143 Kani model-checking proofs verify the risk engine’s safety invariants mathematically, not just by testing.

What is an SBF Build?

Solana programs compile to SBF (Solana Bytecode Format) — a variant of eBPF designed for the Solana runtime. The compiled .so file is what gets deployed on-chain and executed by validators. The problem: Rust builds are not deterministic across machines. Different OS versions, toolchains, or dependency resolution can produce different binaries from the same source code. This means you can’t just cargo build on your laptop and compare. The solution: verifiable builds use a pinned Docker image with an exact Rust version, exact Solana tools, and a locked Cargo.lock to guarantee the same source always produces the same bytes. If the hashes match, the deployed program is byte-for-byte identical to the open-source code.

Verified Builds

Percolator Program

Latest CI run — click to see build logs and artifact hash

Matcher Program

Latest CI run — click to see build logs and artifact hash

Percolator Program

Repositorypurpletrade/percolator-prog
Docker imagesolanafoundation/solana-verifiable-build:1.18.9
Rust1.75.0
Branchverifiable-build
Artifactpercolator-prog-sbf-1.18.9 (72.5 KB)
SHA-256bf68c6359fd0ecb2cf245c19ee0ccf10fcdb42b54f4c81d6772d10e1586b5cad

Matcher Program

Repositorypurpletrade/percolator-match
Docker imagesolanafoundation/solana-verifiable-build:2.3.0
Branchverifiable-build
Artifactpercolator-match-sbf-2.3.0 (12.6 KB)
SHA-256a2d5aef57b91b6895079a138f849471bd58b9fd0ae4a643f1ce069c794dba073

What the CI Does

Each verified build workflow runs these steps inside GitHub Actions:
  1. Checkout — Clone the verifiable-build branch with full history
  2. Docker build — Spin up solanafoundation/solana-verifiable-build (pinned version), install the exact Rust toolchain
  3. Compilecargo-build-sbf --force-tools-install --sbf-out-dir target/deploy -- --locked ensures the Cargo.lock is respected exactly
  4. Hashshasum -a 256 produces the deterministic SHA-256 of the .so binary
  5. Upload — The artifact (.so + .sha256) is published to GitHub Actions for anyone to download
The --locked flag is critical — it prevents Cargo from resolving newer dependency versions that could change the output.

Verify It Yourself

# Clone and build the percolator program
git clone https://github.com/purpletrade/percolator-prog
cd percolator-prog && git checkout verifiable-build

docker run --rm -v $(pwd):/work -w /work --platform linux/amd64 \
  solanafoundation/solana-verifiable-build:1.18.9 \
  cargo-build-sbf --force-tools-install --sbf-out-dir target/deploy -- --locked

shasum -a 256 target/deploy/percolator_prog.so
# Expected: bf68c6359fd0ecb2cf245c19ee0ccf10fcdb42b54f4c81d6772d10e1586b5cad

# Then compare against the on-chain binary
solana program dump <PROGRAM_ID> onchain.so
shasum -a 256 onchain.so
# If these match → the deployed code IS the open-source code
A scripts/verify.sh helper in the repo does this in one command.
You can also use solana-verify for automated verification: solana-verify verify-from-repo --program-id <ID> --url https://github.com/purpletrade/percolator-prog

Upstream Transparency

Both repositories include an upstream-sync.yml CI workflow that checks for divergence from Anatoly Yakovenko’s original source.

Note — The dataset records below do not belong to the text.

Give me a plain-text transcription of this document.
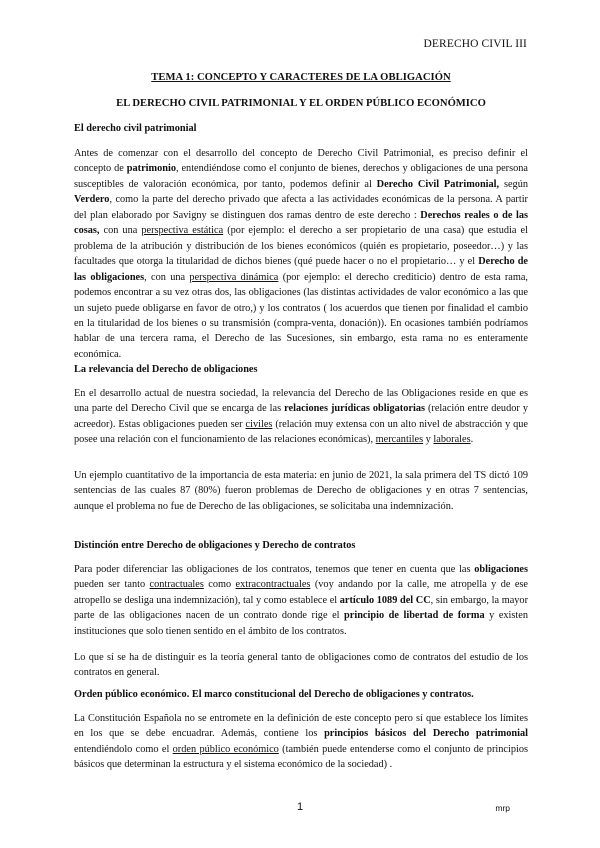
DERECHO CIVIL III
TEMA 1: CONCEPTO Y CARACTERES DE LA OBLIGACIÓN
EL DERECHO CIVIL PATRIMONIAL Y EL ORDEN PÚBLICO ECONÓMICO
El derecho civil patrimonial

Antes de comenzar con el desarrollo del concepto de Derecho Civil Patrimonial, es preciso definir el concepto de patrimonio, entendiéndose como el conjunto de bienes, derechos y obligaciones de una persona susceptibles de valoración económica, por tanto, podemos definir al Derecho Civil Patrimonial, según Verdero, como la parte del derecho privado que afecta a las actividades económicas de la persona. A partir del plan elaborado por Savigny se distinguen dos ramas dentro de este derecho : Derechos reales o de las cosas, con una perspectiva estática (por ejemplo: el derecho a ser propietario de una casa) que estudia el problema de la atribución y distribución de los bienes económicos (quién es propietario, poseedor…) y las facultades que otorga la titularidad de dichos bienes (qué puede hacer o no el propietario… y el Derecho de las obligaciones, con una perspectiva dinámica (por ejemplo: el derecho crediticio) dentro de esta rama, podemos encontrar a su vez otras dos, las obligaciones (las distintas actividades de valor económico a las que un sujeto puede obligarse en favor de otro,) y los contratos ( los acuerdos que tienen por finalidad el cambio en la titularidad de los bienes o su transmisión (compra-venta, donación)). En ocasiones también podríamos hablar de una tercera rama, el Derecho de las Sucesiones, sin embargo, esta rama no es enteramente económica.

La relevancia del Derecho de obligaciones

En el desarrollo actual de nuestra sociedad, la relevancia del Derecho de las Obligaciones reside en que es una parte del Derecho Civil que se encarga de las relaciones jurídicas obligatorias (relación entre deudor y acreedor). Estas obligaciones pueden ser civiles (relación muy extensa con un alto nivel de abstracción y que posee una relación con el funcionamiento de las relaciones económicas), mercantiles y laborales.

Un ejemplo cuantitativo de la importancia de esta materia: en junio de 2021, la sala primera del TS dictó 109 sentencias de las cuales 87 (80%) fueron problemas de Derecho de obligaciones y en otras 7 sentencias, aunque el problema no fue de Derecho de las obligaciones, se solicitaba una indemnización.

Distinción entre Derecho de obligaciones y Derecho de contratos

Para poder diferenciar las obligaciones de los contratos, tenemos que tener en cuenta que las obligaciones pueden ser tanto contractuales como extracontractuales (voy andando por la calle, me atropella y de ese atropello se desliga una indemnización), tal y como establece el artículo 1089 del CC, sin embargo, la mayor parte de las obligaciones nacen de un contrato donde rige el principio de libertad de forma y existen instituciones que solo tienen sentido en el ámbito de los contratos.

Lo que sí se ha de distinguir es la teoría general tanto de obligaciones como de contratos del estudio de los contratos en general.

Orden público económico. El marco constitucional del Derecho de obligaciones y contratos.

La Constitución Española no se entromete en la definición de este concepto pero sí que establece los límites en los que se debe encuadrar. Además, contiene los principios básicos del Derecho patrimonial entendiéndolo como el orden público económico (también puede entenderse como el conjunto de principios básicos que determinan la estructura y el sistema económico de la sociedad) .

1	mrp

Every change we make is visible in the commit history:

Security Metadata

Both programs embed solana-security-txt in the on-chain binary — contact info, source repo, and security policy discoverable directly from explorers. Programs are verified on OtterSec and display green verification badges on Solscan:

Formal Verification

The risk engine (purpletrade/percolator) is verified using Kani model checking143 proofs that mathematically verify safety invariants:

Conservation

No value created from nothing. Deposits + insurance = withdrawable capital + positions.

Isolation

No cross-account contagion. One account’s state cannot corrupt another’s.

No Over-Withdrawal

Users cannot extract more than deposited capital plus earned PnL.
CategoryProofsWhat it verifies
Matcher ABI validation13Rejects malformed matcher responses
Owner/signer enforcement5Only account owner can act, admin burn disables ops
CPI identity binding2LP matcher program/context must match registration
Edge cases & boundaries100+Overflow, sign, i128::MIN, reserved field checks

SDK Source Audit

The TypeScript SDK at src/lib/percolator/ has been verified instruction-by-instruction against the Rust source at aeyakovenko/percolator-prog.
CategoryVerifiedStatus
Instruction tags21/21Verified
Data encoding21/21Verified
Account orderings21/21Verified
PDA derivation2/2Verified
Error codes25/25Verified
Slab layout4/4 structsVerified
TagSDK constantRust instruction
0IX_TAG.InitMarketInitMarket
1IX_TAG.InitUserInitUser
2IX_TAG.InitLPInitLP
3IX_TAG.DepositCollateralDepositCollateral
4IX_TAG.WithdrawCollateralWithdrawCollateral
5IX_TAG.TradeCpiTradeCpi
6IX_TAG.KeeperCrankKeeperCrank
7IX_TAG.PushOraclePricePushOraclePrice
8IX_TAG.SetOracleAuthoritySetOracleAuthority
9IX_TAG.UpdateAdminUpdateAdmin
10IX_TAG.UpdateConfigUpdateConfig
11IX_TAG.CloseAccountCloseAccount
12IX_TAG.SetMatcherSetMatcher
13IX_TAG.CloseSlabCloseSlab
14IX_TAG.SettleFundingSettleFunding
15IX_TAG.LiquidateLiquidate
16IX_TAG.UpdateFundingRateUpdateFundingRate
17IX_TAG.ReallocSlabReallocSlab
18IX_TAG.SetFeeReceiverSetFeeReceiver
19IX_TAG.WithdrawFeesWithdrawFees
20IX_TAG.ToggleTradingToggleTrading
Tag 21 (AdminForceCloseAccount) exists in the Rust source but is intentionally omitted from the SDK as it is an admin-only emergency function.
Every instruction’s data payload verified against the Rust decode functions. All little-endian with exact byte offsets:
  • u8, u16, u32, u64: Standard LE integers
  • i64, i128: Signed integers (twos complement, LE)
  • u128: 16-byte LE (prices in PushOraclePrice)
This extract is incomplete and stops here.